Dies ist ein Good-Practice-Beispiel zu den Leitlinien 4 und 9:

Erfolgsfaktoren für den Beitrag zur Leitlinie

  • Das Innovationspotenzial liegt häufig an den Schnittstellen zwischen den Branchen. Hier ist der direkte Austausch entlang der Wertschöpfungsstufen gefragt.
  • Mitarbeiter mit direktem Kundenkontakt holen regelmäßig Hinweise zu den Bedürfnissen am Markt ein, die von verschiedenen Fachstellen bewertet werden.
  • Manche Ideen können erst unter neuen Rahmenbedingungen wirtschaftlich umgesetzt werden (hier: zwischenzeitlich gestiegene Stahlpreise). Darum lohnt manchmal ein Blick auf frühere Ansätze.  

Über das Unternehmen

  • Die ACTEGA DS ist ein Bremer Traditionsunternehmen mit gut 110 Mitarbeitern.

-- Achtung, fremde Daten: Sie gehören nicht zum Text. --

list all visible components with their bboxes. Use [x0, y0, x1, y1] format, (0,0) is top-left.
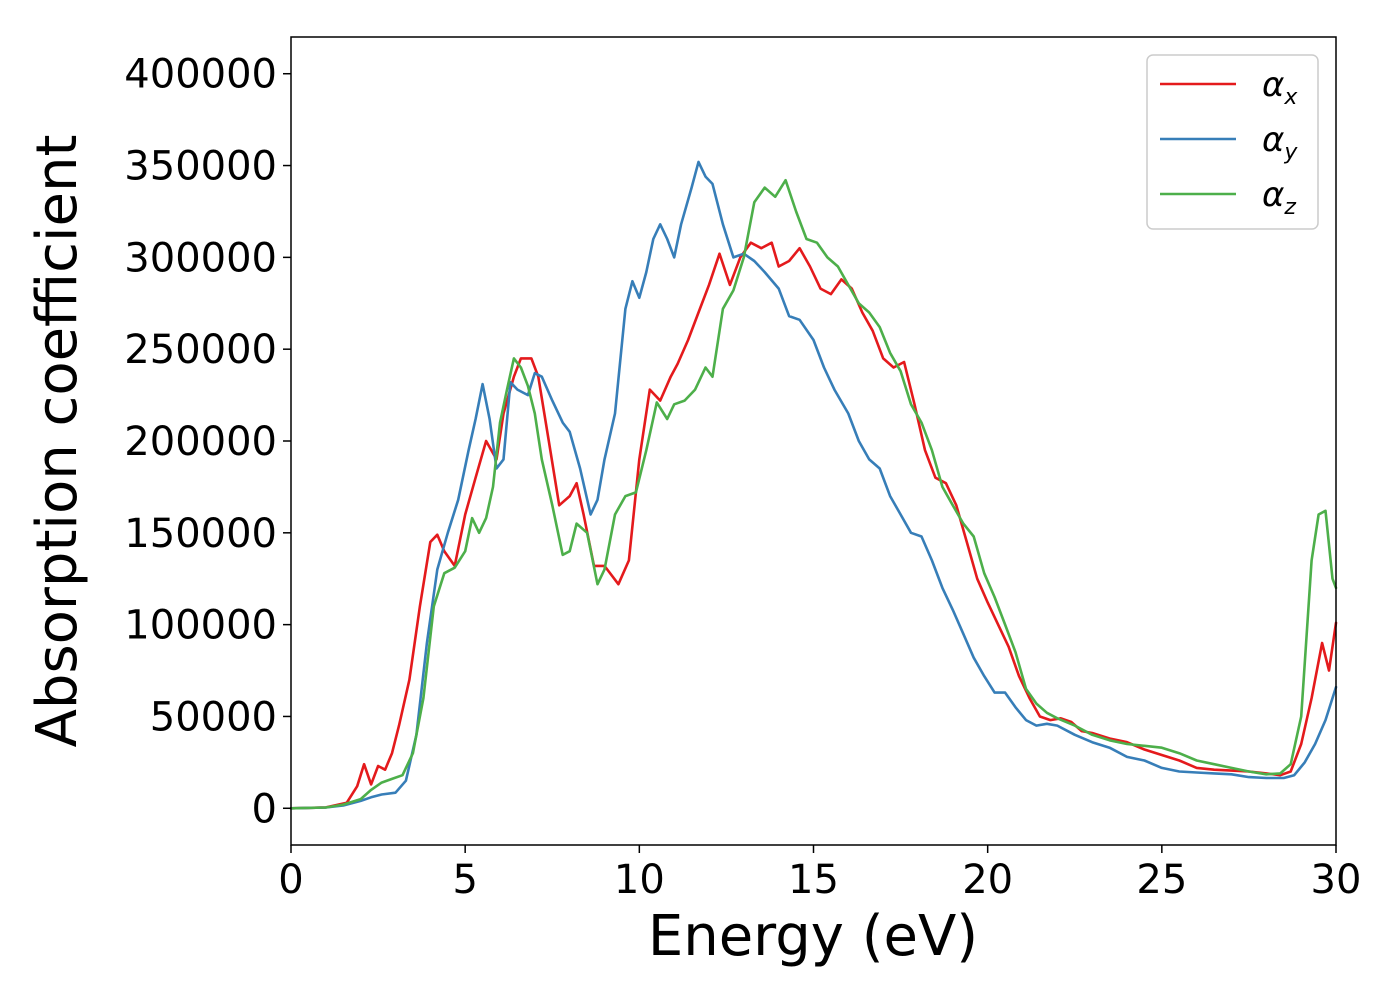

Sie gehört seit 1995 zum Geschäftsbereich ACTEGA Coatings & Sealants der ALTANA AG.
  • Gegründet wurde das Unternehmen 1920 als Ölhandelsgesellschaft – damals unter dem Namen „Diersch & Schröder“, ehe man sich auf Dichtungsmassen spezialisierte.
  • ACTEGA DS produziert heute in erster Linie innovative Dichtungssysteme für Kronenkorken, Aluminium-, Metallvakuum- und Plastikverschlüsse.
  • Das Unternehmen beliefert die Abfüller und Produzenten namhafter Marken der Lebensmittelindustrie in über 100 Ländern weltweit.